Carbon monoxide: a CO alarm goes inside the sleeping tent. Never run the generator, stove, heater, or lantern inside or near the tent. Never cook in a sealed tent.
Regs · know before you go
The short version
Verify every specific against the current 2026 Utah DWR Big Game Field Regulations before the hunt. Regs change yearly — this page is not the authority, and a couple of these changed for 2026.
Tag: any-bull, general season 1, rifle, Oct 3–9. Capped & first-come — buy early. License + hunter-ed or Trial authorization current and on you.
Blaze orange (2026 change): at least one orange article (hat/shirt/jacket/vest/sweater) on your outermost layer during the rifle hunt. The old 400-square-inch rule is gone.
Shooting hours: generally 30 min before sunrise to 30 min after sunset — confirm the exact table in the guidebook.

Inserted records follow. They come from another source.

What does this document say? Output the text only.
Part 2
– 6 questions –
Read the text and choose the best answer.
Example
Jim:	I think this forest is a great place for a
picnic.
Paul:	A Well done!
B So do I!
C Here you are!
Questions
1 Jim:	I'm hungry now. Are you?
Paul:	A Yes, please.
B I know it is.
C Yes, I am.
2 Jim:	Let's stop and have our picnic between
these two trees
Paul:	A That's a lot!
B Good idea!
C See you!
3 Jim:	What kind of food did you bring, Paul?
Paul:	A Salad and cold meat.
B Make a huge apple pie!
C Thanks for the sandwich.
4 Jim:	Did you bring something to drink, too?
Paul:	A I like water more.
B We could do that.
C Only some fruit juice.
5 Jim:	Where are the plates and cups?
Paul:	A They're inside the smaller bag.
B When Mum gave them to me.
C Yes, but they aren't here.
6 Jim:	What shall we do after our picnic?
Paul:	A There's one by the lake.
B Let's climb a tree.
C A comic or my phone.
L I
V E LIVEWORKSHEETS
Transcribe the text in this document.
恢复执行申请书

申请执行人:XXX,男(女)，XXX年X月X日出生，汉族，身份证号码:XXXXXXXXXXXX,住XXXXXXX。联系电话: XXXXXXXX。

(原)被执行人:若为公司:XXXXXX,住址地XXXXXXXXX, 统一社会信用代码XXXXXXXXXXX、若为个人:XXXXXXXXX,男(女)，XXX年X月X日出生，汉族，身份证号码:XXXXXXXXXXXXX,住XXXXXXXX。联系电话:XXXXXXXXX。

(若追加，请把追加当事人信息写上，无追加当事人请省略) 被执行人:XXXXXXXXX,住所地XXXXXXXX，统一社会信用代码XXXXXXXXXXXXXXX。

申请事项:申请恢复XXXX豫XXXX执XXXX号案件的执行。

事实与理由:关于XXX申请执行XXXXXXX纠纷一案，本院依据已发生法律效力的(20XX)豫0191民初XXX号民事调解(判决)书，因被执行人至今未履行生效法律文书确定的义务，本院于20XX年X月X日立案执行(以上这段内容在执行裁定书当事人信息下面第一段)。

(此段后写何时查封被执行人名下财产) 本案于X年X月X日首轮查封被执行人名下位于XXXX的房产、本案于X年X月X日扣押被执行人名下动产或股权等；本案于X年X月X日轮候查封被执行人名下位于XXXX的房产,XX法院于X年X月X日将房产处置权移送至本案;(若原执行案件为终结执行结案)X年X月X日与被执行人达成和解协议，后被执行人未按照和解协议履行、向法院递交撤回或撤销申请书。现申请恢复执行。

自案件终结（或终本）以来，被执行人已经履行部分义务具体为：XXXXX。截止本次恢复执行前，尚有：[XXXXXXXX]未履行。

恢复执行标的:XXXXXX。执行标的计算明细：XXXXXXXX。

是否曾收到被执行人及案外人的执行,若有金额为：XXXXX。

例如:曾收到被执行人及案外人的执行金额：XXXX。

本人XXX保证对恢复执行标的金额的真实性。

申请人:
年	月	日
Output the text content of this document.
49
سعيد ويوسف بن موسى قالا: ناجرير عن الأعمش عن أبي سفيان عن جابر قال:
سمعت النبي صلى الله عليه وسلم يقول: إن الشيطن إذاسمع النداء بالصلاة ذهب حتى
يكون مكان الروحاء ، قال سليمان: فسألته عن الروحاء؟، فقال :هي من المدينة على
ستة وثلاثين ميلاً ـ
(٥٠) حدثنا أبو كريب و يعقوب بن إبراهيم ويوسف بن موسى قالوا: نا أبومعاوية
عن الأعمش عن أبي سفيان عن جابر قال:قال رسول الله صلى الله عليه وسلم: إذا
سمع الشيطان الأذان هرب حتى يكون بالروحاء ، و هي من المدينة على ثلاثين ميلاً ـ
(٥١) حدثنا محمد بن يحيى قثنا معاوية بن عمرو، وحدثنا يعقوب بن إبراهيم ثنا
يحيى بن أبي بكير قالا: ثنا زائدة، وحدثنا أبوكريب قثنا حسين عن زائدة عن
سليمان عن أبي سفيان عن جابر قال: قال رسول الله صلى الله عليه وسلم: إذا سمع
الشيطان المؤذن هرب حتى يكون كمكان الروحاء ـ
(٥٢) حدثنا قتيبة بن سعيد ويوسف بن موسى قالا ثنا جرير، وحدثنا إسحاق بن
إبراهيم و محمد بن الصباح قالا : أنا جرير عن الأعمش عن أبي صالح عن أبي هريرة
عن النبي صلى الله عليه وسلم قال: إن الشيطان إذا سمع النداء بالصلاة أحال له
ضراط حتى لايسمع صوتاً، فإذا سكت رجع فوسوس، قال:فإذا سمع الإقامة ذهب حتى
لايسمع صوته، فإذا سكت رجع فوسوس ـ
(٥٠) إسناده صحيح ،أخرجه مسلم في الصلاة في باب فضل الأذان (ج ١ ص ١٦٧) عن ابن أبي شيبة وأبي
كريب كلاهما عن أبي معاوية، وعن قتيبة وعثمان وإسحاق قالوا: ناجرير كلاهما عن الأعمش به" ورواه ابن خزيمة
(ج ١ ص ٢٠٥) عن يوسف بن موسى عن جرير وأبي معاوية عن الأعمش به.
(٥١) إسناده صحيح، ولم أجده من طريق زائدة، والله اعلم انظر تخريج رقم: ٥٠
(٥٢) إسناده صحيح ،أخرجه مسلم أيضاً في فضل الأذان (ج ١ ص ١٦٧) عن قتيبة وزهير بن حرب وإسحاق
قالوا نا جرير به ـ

Rifles ride unloaded on the side-by-side — empty chamber, mag out (Utah §76-11-204, a Class B misdemeanor otherwise). No shooting from or across a road, or from a vehicle.
Validate your tag immediately at the kill site, before moving the animal — notch the date + attach the tag, or e-tag in the Utah Hunting & Fishing app (GPS + photos). A zip tie only attaches the tag; it isn't validation.
Harvest report is mandatory within 30 days (by ~Nov 8, 2026), even if you didn't fill your tag — $50 late fee otherwise. E-tagging files it automatically.
Wanton waste: pack out all edible meat — wasting it is wanton destruction (§23A-5-311), a serious crime for elk.
Fire restrictions: check the current stage before we leave — it's a dry year, and it governs campfires and the generator.
OHV: Pioneer only on designated ≤50" routes; current registration on machine and trailer. No off-route driving to a downed elk.